BEBLID: Boosted efficient binary local image descriptor
Iago Suárez, Ghesn Sfeir, José M. Buenaposada, Luis Baumela
TL;DR
The paper addresses the need for fast, accurate local feature descriptors on resource-constrained devices by introducing BEBLID, a binary descriptor learned with AdaBoost using unbalanced training and a fast Thresholded Average Box weak learner. BEBLID builds on BELID by binarizing a real-valued precursor and enforcing equal weak-learner weights, achieving accuracy close to SIFT with substantially better efficiency than ORB. Extensive HPatches evaluations across verification, matching, and retrieval show BEBLID outperforming other binary descriptors while offering real-time performance on mobile and embedded platforms.
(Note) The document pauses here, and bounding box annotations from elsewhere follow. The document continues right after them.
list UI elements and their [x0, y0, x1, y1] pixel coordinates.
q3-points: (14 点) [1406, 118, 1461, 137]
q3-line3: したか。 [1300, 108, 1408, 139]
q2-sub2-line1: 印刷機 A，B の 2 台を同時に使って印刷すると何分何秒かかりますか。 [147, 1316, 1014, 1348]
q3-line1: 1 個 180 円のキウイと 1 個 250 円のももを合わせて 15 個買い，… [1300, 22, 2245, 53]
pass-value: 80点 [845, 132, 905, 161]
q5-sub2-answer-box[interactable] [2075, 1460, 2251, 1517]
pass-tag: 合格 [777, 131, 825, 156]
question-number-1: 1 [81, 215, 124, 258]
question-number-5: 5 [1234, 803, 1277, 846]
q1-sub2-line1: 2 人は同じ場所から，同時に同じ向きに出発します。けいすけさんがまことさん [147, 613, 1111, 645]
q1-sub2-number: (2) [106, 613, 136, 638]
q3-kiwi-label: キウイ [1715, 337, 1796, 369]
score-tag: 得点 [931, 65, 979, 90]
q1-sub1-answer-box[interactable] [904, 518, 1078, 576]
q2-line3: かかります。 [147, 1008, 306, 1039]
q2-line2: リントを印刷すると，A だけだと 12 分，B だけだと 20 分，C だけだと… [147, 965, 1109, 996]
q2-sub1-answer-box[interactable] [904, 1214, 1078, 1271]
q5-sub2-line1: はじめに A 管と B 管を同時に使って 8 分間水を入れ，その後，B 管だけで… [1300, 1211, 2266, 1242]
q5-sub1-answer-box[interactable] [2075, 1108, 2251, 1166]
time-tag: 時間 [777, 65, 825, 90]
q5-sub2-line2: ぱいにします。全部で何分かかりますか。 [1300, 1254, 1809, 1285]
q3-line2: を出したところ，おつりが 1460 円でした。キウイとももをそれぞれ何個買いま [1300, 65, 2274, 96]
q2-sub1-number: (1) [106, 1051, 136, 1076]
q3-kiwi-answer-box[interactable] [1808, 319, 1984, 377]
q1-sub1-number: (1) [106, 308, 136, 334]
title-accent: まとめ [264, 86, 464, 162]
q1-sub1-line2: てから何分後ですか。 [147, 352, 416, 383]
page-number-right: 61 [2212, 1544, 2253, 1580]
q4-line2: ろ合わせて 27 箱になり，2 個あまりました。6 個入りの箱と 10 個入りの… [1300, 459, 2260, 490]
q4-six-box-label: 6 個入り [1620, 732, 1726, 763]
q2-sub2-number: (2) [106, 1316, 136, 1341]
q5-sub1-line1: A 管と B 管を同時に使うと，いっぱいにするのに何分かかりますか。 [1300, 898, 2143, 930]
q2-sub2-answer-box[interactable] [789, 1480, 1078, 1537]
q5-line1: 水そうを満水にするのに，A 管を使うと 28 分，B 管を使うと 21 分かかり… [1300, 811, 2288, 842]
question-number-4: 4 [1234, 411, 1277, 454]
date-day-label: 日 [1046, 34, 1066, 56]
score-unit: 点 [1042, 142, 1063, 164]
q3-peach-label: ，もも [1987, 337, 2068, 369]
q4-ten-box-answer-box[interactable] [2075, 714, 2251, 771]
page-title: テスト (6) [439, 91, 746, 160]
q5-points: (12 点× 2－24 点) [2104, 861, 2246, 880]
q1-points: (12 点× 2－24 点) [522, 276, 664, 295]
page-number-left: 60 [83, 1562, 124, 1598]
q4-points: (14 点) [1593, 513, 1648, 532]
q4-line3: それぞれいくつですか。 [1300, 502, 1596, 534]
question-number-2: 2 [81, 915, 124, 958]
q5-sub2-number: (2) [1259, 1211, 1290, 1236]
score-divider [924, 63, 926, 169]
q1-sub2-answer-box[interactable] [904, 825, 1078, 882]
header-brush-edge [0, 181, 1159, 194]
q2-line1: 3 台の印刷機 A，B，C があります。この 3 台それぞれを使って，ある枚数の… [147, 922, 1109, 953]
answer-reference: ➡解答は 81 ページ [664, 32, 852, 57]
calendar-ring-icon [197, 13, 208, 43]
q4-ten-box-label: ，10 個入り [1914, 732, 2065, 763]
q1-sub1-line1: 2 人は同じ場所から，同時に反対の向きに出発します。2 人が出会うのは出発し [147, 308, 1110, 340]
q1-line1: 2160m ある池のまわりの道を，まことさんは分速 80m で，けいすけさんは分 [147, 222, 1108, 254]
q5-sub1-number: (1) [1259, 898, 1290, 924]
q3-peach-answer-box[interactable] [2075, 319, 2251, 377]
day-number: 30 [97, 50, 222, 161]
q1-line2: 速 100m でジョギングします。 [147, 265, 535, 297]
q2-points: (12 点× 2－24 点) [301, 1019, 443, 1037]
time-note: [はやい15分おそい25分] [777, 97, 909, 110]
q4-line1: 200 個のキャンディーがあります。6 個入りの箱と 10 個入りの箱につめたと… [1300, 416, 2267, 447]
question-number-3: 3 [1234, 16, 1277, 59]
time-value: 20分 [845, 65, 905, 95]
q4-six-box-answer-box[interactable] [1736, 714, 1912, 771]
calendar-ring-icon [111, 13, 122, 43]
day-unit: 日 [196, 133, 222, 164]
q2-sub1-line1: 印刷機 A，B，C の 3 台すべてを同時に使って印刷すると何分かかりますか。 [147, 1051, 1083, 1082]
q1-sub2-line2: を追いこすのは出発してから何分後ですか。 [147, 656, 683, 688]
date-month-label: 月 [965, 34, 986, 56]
The work demonstrates a practical, scalable approach for real-time matching in mobile robotics, SLAM, and related vision tasks.
Abstract
Efficient matching of local image features is a fundamental task in many computer vision applications. However, the real-time performance of top matching algorithms is compromised in computationally limited devices, such as mobile phones or drones, due to the simplicity of their hardware and their finite energy supply. In this paper we introduce BEBLID, an efficient learned binary image descriptor. It improves our previous real-valued descriptor, BELID, making it both more efficient for matching and more accurate. To this end we use AdaBoost with an improved weak-learner training scheme that produces better local descriptions. Further, we binarize our descriptor by forcing all weak-learners to have the same weight in the strong learner combination and train it in an unbalanced data set to address the asymmetries arising in matching and retrieval tasks. In our experiments BEBLID achieves an accuracy close to SIFT and better computational efficiency than ORB, the fastest algorithm in the literature.